All of these digital assistants are fine as far as they go, but that’s the problem. They don’t go very far. They’re good at a few relatively simple tasks, but not deeply integrated, and they get confused easily if you try to push their numerous limits.
“Viv” is Kittlaus’ latest creation. Right now, she lives in the form of an iOS app, but Kittlaus has plans that extend far beyond the app ecosystem. In fact, his new company is in distribution talks with auto manufacturers, appliance manufacturers, and of course, smart device makers.
One of the key limiting factors of all of the digital assistants mentioned above is that they live in a proprietary ecosystem. Amazon’s Alexa is fine as long as you’re on the Amazon site, or want to order something from it, but it is not as efficient beyond its integration partners. The same is true to varying degrees of the others. That’s why, in Kittlaus’ estimation, what’s needed is a third party assistant. One that anyone can add features to and extend.

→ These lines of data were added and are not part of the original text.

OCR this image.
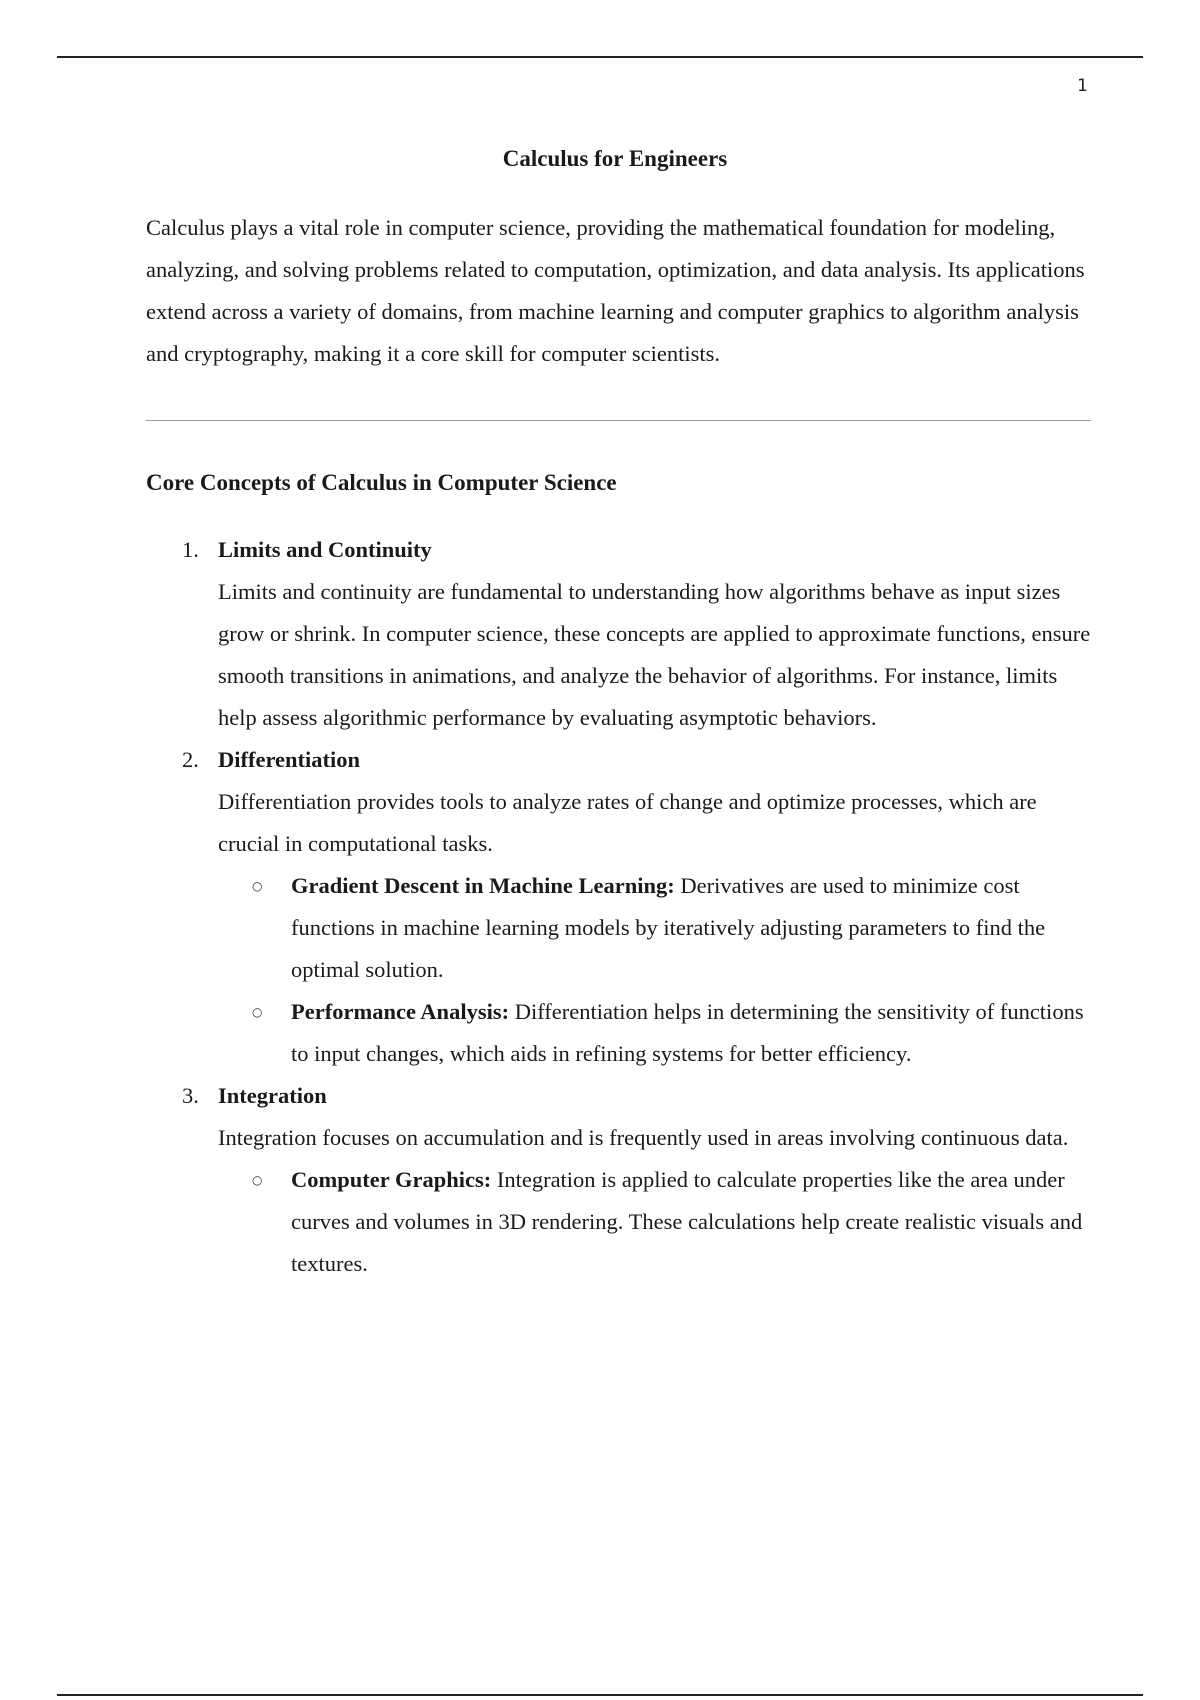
1
Calculus for Engineers

Calculus plays a vital role in computer science, providing the mathematical foundation for modeling, analyzing, and solving problems related to computation, optimization, and data analysis. Its applications extend across a variety of domains, from machine learning and computer graphics to algorithm analysis and cryptography, making it a core skill for computer scientists.

Core Concepts of Calculus in Computer Science
1. Limits and Continuity

Limits and continuity are fundamental to understanding how algorithms behave as input sizes grow or shrink. In computer science, these concepts are applied to approximate functions, ensure smooth transitions in animations, and analyze the behavior of algorithms. For instance, limits help assess algorithmic performance by evaluating asymptotic behaviors.

2. Differentiation

Differentiation provides tools to analyze rates of change and optimize processes, which are crucial in computational tasks.

○ Gradient Descent in Machine Learning: Derivatives are used to minimize cost functions in machine learning models by iteratively adjusting parameters to find the optimal solution.
○ Performance Analysis: Differentiation helps in determining the sensitivity of functions to input changes, which aids in refining systems for better efficiency.
3. Integration

Integration focuses on accumulation and is frequently used in areas involving continuous data.

○ Computer Graphics: Integration is applied to calculate properties like the area under curves and volumes in 3D rendering. These calculations help create realistic visuals and textures.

In addition to simply expanding the scope of the world in which digital assistants operate in though, Viv also seeks to expand the scale. While it’s possible to use current assistants to set a reminder for you to order flowers for your mom, Viv could, for example, order the flowers for you. Then, once that process had begun, if you remember that your mom is allergic to petunias, you could refine the search in mid-stream, all without missing a beat, and all strictly via voice commands.
The medium term goal is also to allow for complex questions to be asked. For instance, “will it be at least seventy-five degrees and not raining at the park tomorrow?”
If Viv can live up to its promise, then it will be a digital assistant capable of performing not just a dozen or so simple tasks, but literally hundreds or thousands of much more complex ones, truly taking the concept of the digital assistant to the next level.